His first NHL goal came in the second period when he took a pass in the slot and fired a quick shot over a sliding Craig Anderson in the Ottawa net. The release was sublime — that’s an element of Sprong’s game that scouts would all agree on — and the skill could make him a lot of money in the NHL.

With Phil Kessel held without a goal for the third time in four games and unable to establish a great deal of chemistry with Sidney Crosby as of yet, Sprong’s contributions in 13:07 of playing time were certainly helpful. The Pens managed 36 shots, including four from Kessel, but only scored twice, and now have just five goals in four games this season.

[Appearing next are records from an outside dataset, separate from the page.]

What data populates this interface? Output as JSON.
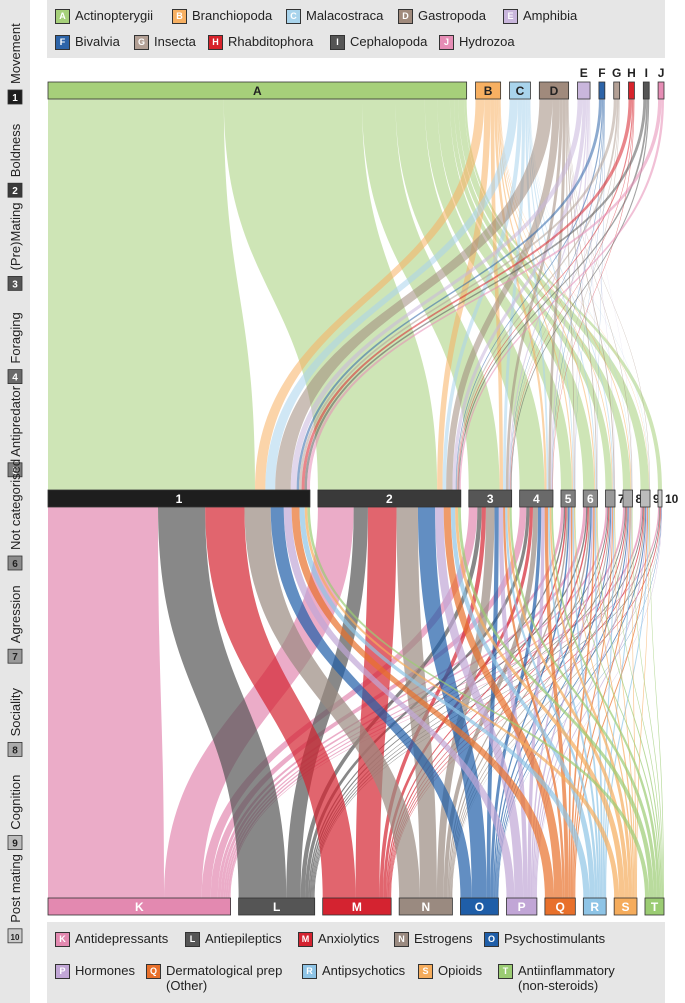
{
  "species_legend": [
    {
      "code": "A",
      "name": "Actinopterygii",
      "color": "#a6d07a"
    },
    {
      "code": "B",
      "name": "Branchiopoda",
      "color": "#f7b062"
    },
    {
      "code": "C",
      "name": "Malacostraca",
      "color": "#a9d4ec"
    },
    {
      "code": "D",
      "name": "Gastropoda",
      "color": "#a08a7c"
    },
    {
      "code": "E",
      "name": "Amphibia",
      "color": "#c9b6dc"
    },
    {
      "code": "F",
      "name": "Bivalvia",
      "color": "#2d64a8"
    },
    {
      "code": "G",
      "name": "Insecta",
      "color": "#b3a095"
    },
    {
      "code": "H",
      "name": "Rhabditophora",
      "color": "#d7232b"
    },
    {
      "code": "I",
      "name": "Cephalopoda",
      "color": "#555555"
    },
    {
      "code": "J",
      "name": "Hydrozoa",
      "color": "#e68db5"
    }
  ],
  "drug_legend": [
    {
      "code": "K",
      "name": "Antidepressants",
      "color": "#e389b0"
    },
    {
      "code": "L",
      "name": "Antiepileptics",
      "color": "#555555"
    },
    {
      "code": "M",
      "name": "Anxiolytics",
      "color": "#d42330"
    },
    {
      "code": "N",
      "name": "Estrogens",
      "color": "#9a8a80"
    },
    {
      "code": "O",
      "name": "Psychostimulants",
      "color": "#1f5ea8"
    },
    {
      "code": "P",
      "name": "Hormones",
      "color": "#c1a6d6"
    },
    {
      "code": "Q",
      "name": "Dermatological prep\n(Other)",
      "color": "#e8702b"
    },
    {
      "code": "R",
      "name": "Antipsychotics",
      "color": "#8ec4e6"
    },
    {
      "code": "S",
      "name": "Opioids",
      "color": "#f5ac5c"
    },
    {
      "code": "T",
      "name": "Antiinflammatory\n(non-steroids)",
      "color": "#9bcc73"
    }
  ],
  "behaviour_legend": [
    {
      "code": "1",
      "name": "Movement"
    },
    {
      "code": "2",
      "name": "Boldness"
    },
    {
      "code": "3",
      "name": "(Pre)Mating"
    },
    {
      "code": "4",
      "name": "Foraging"
    },
    {
      "code": "5",
      "name": "Antipredator"
    },
    {
      "code": "6",
      "name": "Not categorised"
    },
    {
      "code": "7",
      "name": "Agression"
    },
    {
      "code": "8",
      "name": "Sociality"
    },
    {
      "code": "9",
      "name": "Cognition"
    },
    {
      "code": "10",
      "name": "Post mating"
    }
  ],
  "behaviour_colors": [
    "#1e1e1e",
    "#3a3a3a",
    "#565656",
    "#6a6a6a",
    "#7e7e7e",
    "#8c8c8c",
    "#9a9a9a",
    "#ababab",
    "#bcbcbc",
    "#cccccc"
  ],
  "chart_data": {
    "type": "sankey",
    "top_nodes": [
      "A",
      "B",
      "C",
      "D",
      "E",
      "F",
      "G",
      "H",
      "I",
      "J"
    ],
    "top_values": [
      100,
      6,
      5,
      7,
      3,
      1,
      1,
      1,
      1,
      1
    ],
    "middle_nodes": [
      "1",
      "2",
      "3",
      "4",
      "5",
      "6",
      "7",
      "8",
      "9",
      "10"
    ],
    "middle_values": [
      55,
      30,
      9,
      7,
      3,
      3,
      2,
      2,
      2,
      0.5
    ],
    "bottom_nodes": [
      "K",
      "L",
      "M",
      "N",
      "O",
      "P",
      "Q",
      "R",
      "S",
      "T"
    ],
    "bottom_values": [
      48,
      20,
      18,
      14,
      10,
      8,
      8,
      6,
      6,
      5
    ]
  }
}
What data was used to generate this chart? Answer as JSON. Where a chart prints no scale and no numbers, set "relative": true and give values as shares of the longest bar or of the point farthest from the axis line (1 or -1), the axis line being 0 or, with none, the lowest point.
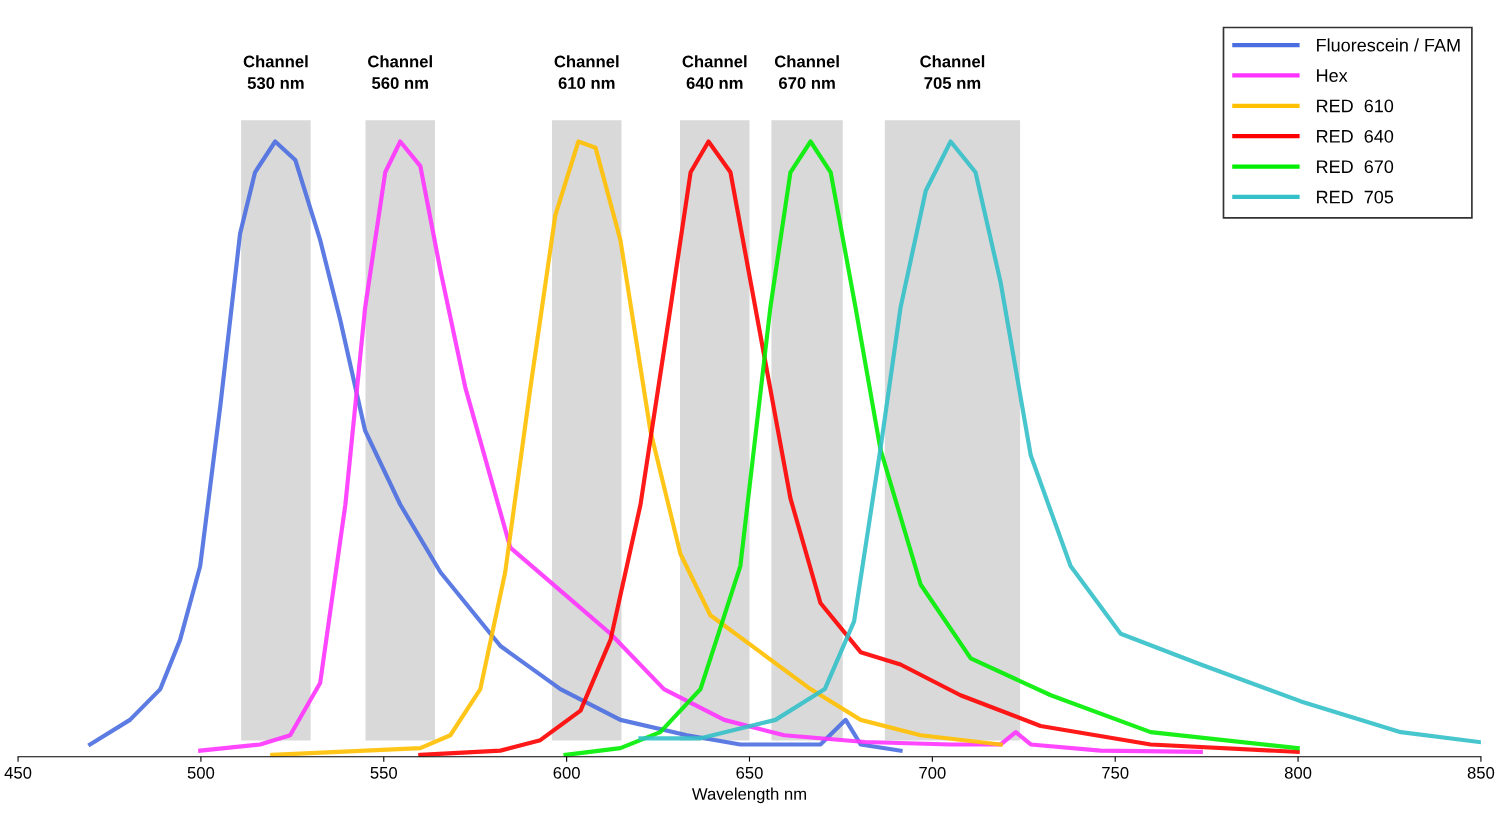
{
  "chart_data": {
    "type": "line",
    "relative": true,
    "xlabel": "Wavelength nm",
    "xlim": [
      450,
      850
    ],
    "xticks": [
      450,
      500,
      550,
      600,
      650,
      700,
      750,
      800,
      850
    ],
    "legend": "top right",
    "grid": false,
    "line_style": "solid",
    "marker": "none",
    "bands": [
      {
        "axis": "x",
        "from": 511,
        "to": 530,
        "label": "Channel\n530 nm",
        "color": "#d9d9d9"
      },
      {
        "axis": "x",
        "from": 545,
        "to": 564,
        "label": "Channel\n560 nm",
        "color": "#d9d9d9"
      },
      {
        "axis": "x",
        "from": 596,
        "to": 615,
        "label": "Channel\n610 nm",
        "color": "#d9d9d9"
      },
      {
        "axis": "x",
        "from": 631,
        "to": 650,
        "label": "Channel\n640 nm",
        "color": "#d9d9d9"
      },
      {
        "axis": "x",
        "from": 656,
        "to": 675.5,
        "label": "Channel\n670 nm",
        "color": "#d9d9d9"
      },
      {
        "axis": "x",
        "from": 687,
        "to": 724,
        "label": "Channel\n705 nm",
        "color": "#d9d9d9"
      }
    ],
    "series": [
      {
        "name": "Fluorescein / FAM",
        "color": "#4a6ee0",
        "x": [
          469.7,
          480.6,
          488.9,
          494.3,
          499.8,
          505.3,
          510.7,
          514.8,
          520.3,
          525.8,
          532.6,
          538.1,
          544.9,
          554.5,
          565.5,
          581.9,
          598.3,
          614.7,
          632.9,
          647.5,
          669.4,
          676.3,
          680.4,
          691.3
        ],
        "values": [
          0.02,
          0.06,
          0.11,
          0.19,
          0.31,
          0.57,
          0.85,
          0.95,
          1.0,
          0.97,
          0.84,
          0.71,
          0.53,
          0.41,
          0.3,
          0.18,
          0.11,
          0.06,
          0.035,
          0.02,
          0.02,
          0.06,
          0.02,
          0.01
        ]
      },
      {
        "name": "Hex",
        "color": "#ff33ff",
        "x": [
          499.8,
          516.2,
          524.4,
          532.6,
          539.5,
          544.9,
          550.4,
          554.5,
          560,
          565.5,
          572.3,
          584.6,
          598.3,
          612,
          626.6,
          643.1,
          659.5,
          681.6,
          705,
          718.7,
          722.8,
          726.9,
          746,
          773.4
        ],
        "values": [
          0.01,
          0.02,
          0.035,
          0.12,
          0.41,
          0.73,
          0.95,
          1.0,
          0.96,
          0.79,
          0.6,
          0.34,
          0.27,
          0.2,
          0.11,
          0.06,
          0.035,
          0.024,
          0.02,
          0.02,
          0.04,
          0.02,
          0.01,
          0.008
        ]
      },
      {
        "name": "RED  610",
        "color": "#ffc000",
        "x": [
          519.5,
          560,
          568.2,
          576.4,
          583.2,
          590.1,
          596.9,
          603.2,
          607.9,
          614.7,
          622.9,
          631.1,
          639.3,
          653,
          666.7,
          680.4,
          696.8,
          718.7
        ],
        "values": [
          0.003,
          0.014,
          0.035,
          0.11,
          0.3,
          0.6,
          0.88,
          1.0,
          0.99,
          0.84,
          0.53,
          0.33,
          0.23,
          0.17,
          0.11,
          0.06,
          0.035,
          0.02
        ]
      },
      {
        "name": "RED  640",
        "color": "#ff0000",
        "x": [
          560,
          581.9,
          592.8,
          603.8,
          612,
          620.2,
          628.4,
          633.9,
          638.8,
          644.8,
          651.6,
          661.2,
          669.4,
          680.4,
          691.3,
          707.7,
          729.6,
          759.7,
          799.9
        ],
        "values": [
          0.003,
          0.01,
          0.027,
          0.075,
          0.19,
          0.41,
          0.73,
          0.95,
          1.0,
          0.95,
          0.73,
          0.42,
          0.25,
          0.17,
          0.15,
          0.1,
          0.05,
          0.02,
          0.008
        ]
      },
      {
        "name": "RED  670",
        "color": "#00ee00",
        "x": [
          599.7,
          614.7,
          625.6,
          636.6,
          647.5,
          655.7,
          661.2,
          666.7,
          672.2,
          679,
          685.8,
          696.8,
          710.5,
          732.4,
          759.7,
          799.9
        ],
        "values": [
          0.003,
          0.014,
          0.04,
          0.11,
          0.31,
          0.73,
          0.95,
          1.0,
          0.95,
          0.73,
          0.5,
          0.28,
          0.16,
          0.1,
          0.04,
          0.014
        ]
      },
      {
        "name": "RED  705",
        "color": "#33c0c8",
        "x": [
          620.2,
          636.6,
          657.1,
          670.6,
          678.6,
          685.8,
          691.3,
          698.2,
          705,
          711.8,
          718.7,
          726.9,
          737.8,
          751.5,
          773.4,
          800.8,
          828.1,
          849.5
        ],
        "values": [
          0.03,
          0.03,
          0.06,
          0.11,
          0.22,
          0.5,
          0.73,
          0.92,
          1.0,
          0.95,
          0.77,
          0.49,
          0.31,
          0.2,
          0.15,
          0.09,
          0.04,
          0.024
        ]
      }
    ]
  }
}
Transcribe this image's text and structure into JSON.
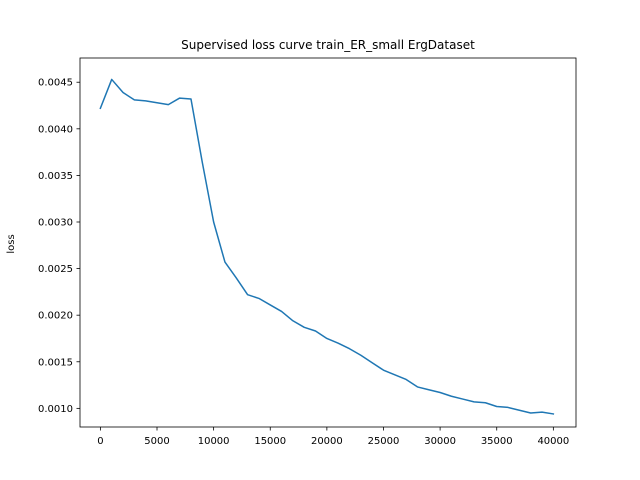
{
  "chart_data": {
    "type": "line",
    "title": "Supervised loss curve train_ER_small ErgDataset",
    "xlabel": "",
    "ylabel": "loss",
    "xlim": [
      -1800,
      42000
    ],
    "ylim": [
      0.0008,
      0.00476
    ],
    "xticks": [
      0,
      5000,
      10000,
      15000,
      20000,
      25000,
      30000,
      35000,
      40000
    ],
    "xtick_labels": [
      "0",
      "5000",
      "10000",
      "15000",
      "20000",
      "25000",
      "30000",
      "35000",
      "40000"
    ],
    "yticks": [
      0.001,
      0.0015,
      0.002,
      0.0025,
      0.003,
      0.0035,
      0.004,
      0.0045
    ],
    "ytick_labels": [
      "0.0010",
      "0.0015",
      "0.0020",
      "0.0025",
      "0.0030",
      "0.0035",
      "0.0040",
      "0.0045"
    ],
    "grid": false,
    "series": [
      {
        "color": "#1f77b4",
        "x": [
          0,
          1000,
          2000,
          3000,
          4000,
          5000,
          6000,
          7000,
          8000,
          9000,
          10000,
          11000,
          12000,
          13000,
          14000,
          15000,
          16000,
          17000,
          18000,
          19000,
          20000,
          21000,
          22000,
          23000,
          24000,
          25000,
          26000,
          27000,
          28000,
          29000,
          30000,
          31000,
          32000,
          33000,
          34000,
          35000,
          36000,
          37000,
          38000,
          39000,
          40000
        ],
        "y": [
          0.00422,
          0.00453,
          0.00439,
          0.00431,
          0.0043,
          0.00428,
          0.00426,
          0.00433,
          0.00432,
          0.00364,
          0.003,
          0.00257,
          0.0024,
          0.00222,
          0.00218,
          0.00211,
          0.00204,
          0.00194,
          0.00187,
          0.00183,
          0.00175,
          0.0017,
          0.00164,
          0.00157,
          0.00149,
          0.00141,
          0.00136,
          0.00131,
          0.00123,
          0.0012,
          0.00117,
          0.00113,
          0.0011,
          0.00107,
          0.00106,
          0.00102,
          0.00101,
          0.00098,
          0.00095,
          0.00096,
          0.00094
        ]
      }
    ]
  }
}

Rutherford, of course, will have a decision to make on Sprong in another couple of weeks once he hits the nine-game mark. Right now, with the Penguins in must-win mode this season after picking up Kessel in an expensive trade with the Toronto Maple Leafs, he might end up sticking around because Pittsburgh may not have a better candidate to give the team some secondary scoring.

Sprong’s got NHL skills, but is this the right time to make him a full-time NHL player? Not an easy choice for Rutherford, particularly with more and more teams believing that bringing young players along more slowly (ideally with some time in the minors) is more important these days for both development reasons and to control costs.

It was a desperately-needed triumph for the Penguins. Crosby has yet to score, while Evgeni Malkin picked up his first goal of the season against the Senators, a wrist shot under the arm of Anderson off a two-on-one break.

It seems likely that before Rutherford decides where Sprong will play this season, the youngster will get a chance, or at least a few shifts, beside either Crosby or Malkin.

Don’t expect him to be overwhelmed if he gets that opportunity. Sprong’s been dreaming of this chance since he and his family moved to Montreal at age 7 to help him reach higher in the sport he loved.

The kid has offensive skills. Whether those talents would be better honed in Charlottetown or Pittsburgh is the question that will be answered in the next few weeks.